First, the sound. Thin voices, of uncertain origin. In the audience, above our heads, amplified by a microphone? “Teeth, skin, guts, mouth.” The nomenclature expands, like a hymn sung to all those parts that make up the whole of a body. “Oh, touch. Oh, sweat,” the performers continue in their delicate voices, extending the description beyond anatomical. One by one, they climb up and then down from the padded pedestal installed in the center of a stage made circular, with the addition of platforms on it, at Usine C.

The view, then. The parade finished, here they are gathered on their square promontory, dressed casually, as if they had just gone out for a race, some with a backpack or handbag, suddenly motionless. Silence. Waiting.

Pedestrian statues, for what seems an eternity, their faces frozen in a stunned grin, their gaze haggard, their limbs in tension. The relationship with time is fading. Until the eye realizes that the scene before and that of now, imperceptibly and less and less, have changed. The hands, the legs move forward, the heads turn, the torsos twist, in a slowness so dense that it requires superhuman physical effort from the dancers, while the moving human sculpture becomes more and more perilous in its entanglements. .

Finally, the sense of smell. Two stage technicians come to slightly rotate the mattress, thus changing the point of view on the stage, then they spray a fragrant liquid on the 10 performers and the audience located nearby. Citrus? Or is it a mental decoy, as one performer bites into a dripping orange, while another coats her companions with a lubricant… Unless it is that recognizable smell of talcum powder, which flies into the air after a clap of hands, or that eucalyptus that a performer rubs on her chest?

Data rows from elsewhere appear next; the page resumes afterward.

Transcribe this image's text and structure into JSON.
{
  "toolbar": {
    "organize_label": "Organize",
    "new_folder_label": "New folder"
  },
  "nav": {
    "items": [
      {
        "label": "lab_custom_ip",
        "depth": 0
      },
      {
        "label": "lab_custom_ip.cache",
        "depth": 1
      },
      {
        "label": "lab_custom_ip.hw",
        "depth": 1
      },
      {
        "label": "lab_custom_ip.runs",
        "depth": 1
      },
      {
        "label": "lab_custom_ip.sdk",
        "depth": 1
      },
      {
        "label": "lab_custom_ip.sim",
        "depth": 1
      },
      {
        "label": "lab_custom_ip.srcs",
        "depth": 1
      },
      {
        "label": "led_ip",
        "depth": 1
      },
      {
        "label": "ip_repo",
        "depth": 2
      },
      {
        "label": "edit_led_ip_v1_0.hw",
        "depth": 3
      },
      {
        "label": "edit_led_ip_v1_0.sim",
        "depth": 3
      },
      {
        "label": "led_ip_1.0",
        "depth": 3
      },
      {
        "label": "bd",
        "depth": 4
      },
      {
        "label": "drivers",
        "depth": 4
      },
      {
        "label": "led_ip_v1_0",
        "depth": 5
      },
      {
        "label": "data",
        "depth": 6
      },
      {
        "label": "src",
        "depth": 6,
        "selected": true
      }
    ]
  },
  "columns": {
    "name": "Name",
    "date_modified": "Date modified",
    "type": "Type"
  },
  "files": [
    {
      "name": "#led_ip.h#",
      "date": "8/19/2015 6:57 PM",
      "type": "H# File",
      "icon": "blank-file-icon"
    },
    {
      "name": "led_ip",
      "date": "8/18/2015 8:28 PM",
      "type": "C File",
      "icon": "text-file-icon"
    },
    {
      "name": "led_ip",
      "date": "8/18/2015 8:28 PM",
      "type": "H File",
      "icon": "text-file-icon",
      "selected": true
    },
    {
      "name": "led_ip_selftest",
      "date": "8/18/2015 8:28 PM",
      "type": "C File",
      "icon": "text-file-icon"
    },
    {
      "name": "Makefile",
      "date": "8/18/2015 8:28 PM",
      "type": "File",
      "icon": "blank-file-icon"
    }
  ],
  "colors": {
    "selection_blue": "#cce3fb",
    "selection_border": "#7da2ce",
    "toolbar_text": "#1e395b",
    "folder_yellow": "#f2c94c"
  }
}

The senses, stimulated, intertwine, and perceptions of the environment become sharpened in a funny way. By thus blurring sensory boundaries, by affirming that our bodies are a “climate system in themselves”, the American artist Faye Briscoll – who has a reputation for disconcerting the public and critics – is doing an act of awareness which wants radical. An awareness of the extinction of all things, perhaps. And which takes place by pushing the physical and mental limits of the performers, but also of the audience.

Astonishment, disgust, discomfort, fascination follow one another as one of the performers happily drools or bites another, leaving a red mark on their back. Fingers slip into mouths, breaths brush against each other, hands grab and remove clothes, always in this strange and uncomfortable dance whose slowness makes the muscles tremble and sweat and tears flow, while a choreography arises. of breaths, moans, pantings of which we cannot say whether they are the expression of enjoyment or of suffering. Or both.

Fayes Briscoll herself, who is standing near the stage, intervenes, pushes, picks up objects, wipes the increasingly dirty and wet floor, her gestures gradually more frantic, almost worried, precursors of a storm. In the air, the vocal harmonies, increasingly strong, take on a religious, sacred air.

We feel it, coitus is near, but when it explodes, nothing could prepare us for this bestial, explosive, nuclear charge which surges like a tsunami. This is without doubt one of the most dangerous moments I have seen on stage; However, the performers do not perform convoluted pirouettes. But the violent charge of this final scene, under full sail, punctuated by screams and gasps, on this swirling scene out of control, will undoubtedly mark your mind for a long time. From my privileged place on the stage, when I turned to the other spectators, I was struck by the stunned faces and the wide-open mouths of pure panicked amazement.

And when the bacchanal finally subsides, when the semi-naked, red, sweating, scratched bodies, at the end of their breath, let themselves fall, almost everywhere here and there and on the spectators, we feel it, even in our skin, this immense thrill, this border which momentarily no longer exists, between these bodies and ours, between us and the rest of the world. Brilliantly powerful.